London unwilling to cooperate on Skripal case probe - Russian intelligence chief
Sergei Naryshkin said that British side keeps on destroying evidence
MOSCOW, December 9. /TASS/. The case on the Salisbury poisoning of former Russian military intelligence officer Sergei Skripal and his daughter Yulia is nothing but a farce as the UK authorities are unwilling to cooperate in its investigation and literally destroy the evidence, chief of Russia’s Foreign Intelligence Service Sergei Naryshkin said on Sunday.
"Regrettably, the British side is unwilling to cooperate. Moreover, as we see it on our part, the British side keeps on destroying evidence, pets and other objects," he said in an interview with the Deistvuyushchiye Litsa (Political Actors) with Nailya Asker-zade on the Rossiya-1 television channel.

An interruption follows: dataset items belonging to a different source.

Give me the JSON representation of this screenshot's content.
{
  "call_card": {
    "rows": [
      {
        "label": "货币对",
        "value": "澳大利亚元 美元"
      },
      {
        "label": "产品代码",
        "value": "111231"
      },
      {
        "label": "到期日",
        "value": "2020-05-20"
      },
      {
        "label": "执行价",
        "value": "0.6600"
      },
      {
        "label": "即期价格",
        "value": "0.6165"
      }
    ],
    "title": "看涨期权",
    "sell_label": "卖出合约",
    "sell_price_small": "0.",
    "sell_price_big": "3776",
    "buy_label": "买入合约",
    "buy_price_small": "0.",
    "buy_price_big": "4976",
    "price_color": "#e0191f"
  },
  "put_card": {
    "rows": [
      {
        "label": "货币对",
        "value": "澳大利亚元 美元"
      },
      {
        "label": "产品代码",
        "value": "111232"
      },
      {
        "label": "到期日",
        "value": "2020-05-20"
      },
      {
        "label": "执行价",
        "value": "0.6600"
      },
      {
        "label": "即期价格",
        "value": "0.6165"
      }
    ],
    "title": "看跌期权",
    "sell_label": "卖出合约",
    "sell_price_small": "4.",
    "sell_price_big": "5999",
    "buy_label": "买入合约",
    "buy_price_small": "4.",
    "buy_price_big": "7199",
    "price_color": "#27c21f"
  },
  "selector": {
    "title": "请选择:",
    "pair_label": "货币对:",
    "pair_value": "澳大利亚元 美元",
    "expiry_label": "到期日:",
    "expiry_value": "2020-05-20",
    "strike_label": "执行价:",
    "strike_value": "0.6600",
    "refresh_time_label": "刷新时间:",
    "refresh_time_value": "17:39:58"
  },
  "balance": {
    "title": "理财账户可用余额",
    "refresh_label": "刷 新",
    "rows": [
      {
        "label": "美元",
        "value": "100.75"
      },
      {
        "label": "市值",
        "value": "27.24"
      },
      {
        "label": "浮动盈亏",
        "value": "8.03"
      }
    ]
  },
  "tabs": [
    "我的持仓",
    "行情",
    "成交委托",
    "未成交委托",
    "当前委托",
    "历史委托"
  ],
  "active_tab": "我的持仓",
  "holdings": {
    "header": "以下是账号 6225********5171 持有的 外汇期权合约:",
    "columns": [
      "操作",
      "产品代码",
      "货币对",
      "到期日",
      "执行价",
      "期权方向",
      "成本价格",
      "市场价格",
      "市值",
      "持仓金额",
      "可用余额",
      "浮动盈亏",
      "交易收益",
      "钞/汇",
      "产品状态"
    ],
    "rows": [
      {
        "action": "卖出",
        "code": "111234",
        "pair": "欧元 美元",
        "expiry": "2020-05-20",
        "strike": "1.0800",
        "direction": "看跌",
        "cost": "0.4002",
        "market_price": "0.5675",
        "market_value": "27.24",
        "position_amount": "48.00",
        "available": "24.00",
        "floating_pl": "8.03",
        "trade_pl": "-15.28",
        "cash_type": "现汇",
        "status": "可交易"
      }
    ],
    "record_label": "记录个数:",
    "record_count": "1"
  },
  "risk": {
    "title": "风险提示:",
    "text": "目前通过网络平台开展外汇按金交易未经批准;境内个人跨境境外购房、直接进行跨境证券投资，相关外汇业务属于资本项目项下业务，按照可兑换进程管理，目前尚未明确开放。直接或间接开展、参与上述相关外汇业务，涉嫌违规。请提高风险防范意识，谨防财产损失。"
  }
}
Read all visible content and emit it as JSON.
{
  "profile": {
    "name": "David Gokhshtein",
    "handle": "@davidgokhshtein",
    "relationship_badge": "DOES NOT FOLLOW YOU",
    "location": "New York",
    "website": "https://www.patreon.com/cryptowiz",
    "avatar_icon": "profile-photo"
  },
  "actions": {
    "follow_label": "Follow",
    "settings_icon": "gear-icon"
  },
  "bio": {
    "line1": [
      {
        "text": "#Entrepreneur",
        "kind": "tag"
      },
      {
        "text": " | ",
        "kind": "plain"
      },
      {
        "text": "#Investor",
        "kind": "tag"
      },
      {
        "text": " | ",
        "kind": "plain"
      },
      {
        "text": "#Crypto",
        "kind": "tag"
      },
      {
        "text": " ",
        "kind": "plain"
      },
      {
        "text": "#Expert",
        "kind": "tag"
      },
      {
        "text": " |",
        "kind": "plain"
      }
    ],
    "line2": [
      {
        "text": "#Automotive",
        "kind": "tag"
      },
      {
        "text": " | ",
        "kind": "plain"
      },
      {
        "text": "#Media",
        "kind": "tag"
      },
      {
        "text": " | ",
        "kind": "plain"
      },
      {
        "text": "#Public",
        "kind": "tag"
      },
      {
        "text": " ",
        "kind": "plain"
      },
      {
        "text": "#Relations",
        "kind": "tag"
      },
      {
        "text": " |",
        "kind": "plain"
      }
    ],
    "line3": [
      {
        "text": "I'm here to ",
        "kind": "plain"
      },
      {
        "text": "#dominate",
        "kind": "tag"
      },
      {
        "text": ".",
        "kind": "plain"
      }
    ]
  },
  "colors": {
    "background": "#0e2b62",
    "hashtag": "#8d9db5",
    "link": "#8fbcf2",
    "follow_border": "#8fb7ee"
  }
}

Truth, in his words, can be established only in joint investigation. "Only a joint professional investigation can probably help find out what really happened. Until now, we have been interpreting it as a farce, as a provocation," he said.
He recalled that the Russian side had offered assistance immediately after the incident and had been stressing its readiness to take part in the investigation of this incident.
Spokesman for the Russian Prosecutor General’s Office Alexander Kurennoy said earlier this week that no progress had been made on the situation around the Skripal case probe. The Prosecutor General’s Office issued numerous requests to the British side for any materials related to the case whereas no such requests came from London. "In this case this process is being politicized, and they do not contact us on this case. As for other issues, we continue cooperation as normal," Kurennoy said.
If the British version of the affair is to be believed former Russian military intelligence (GRU) Colonel Sergei Skripal, 66, who had been convicted in Russia of spying for Great Britain and later swapped for Russian intelligence officers, and his daughter Yulia, 33, suffered the effects of a nerve agent in the British city of Salisbury on March 4. Claiming that the substance used in the attack had been a Novichok-class nerve agent developed in the Soviet Union, London rushed to accuse Russia of being involved in the incident. Moscow rejected all of the United Kingdom’s accusations, saying that neither the Soviet Union nor Russia ever had any program aimed at developing such an agent.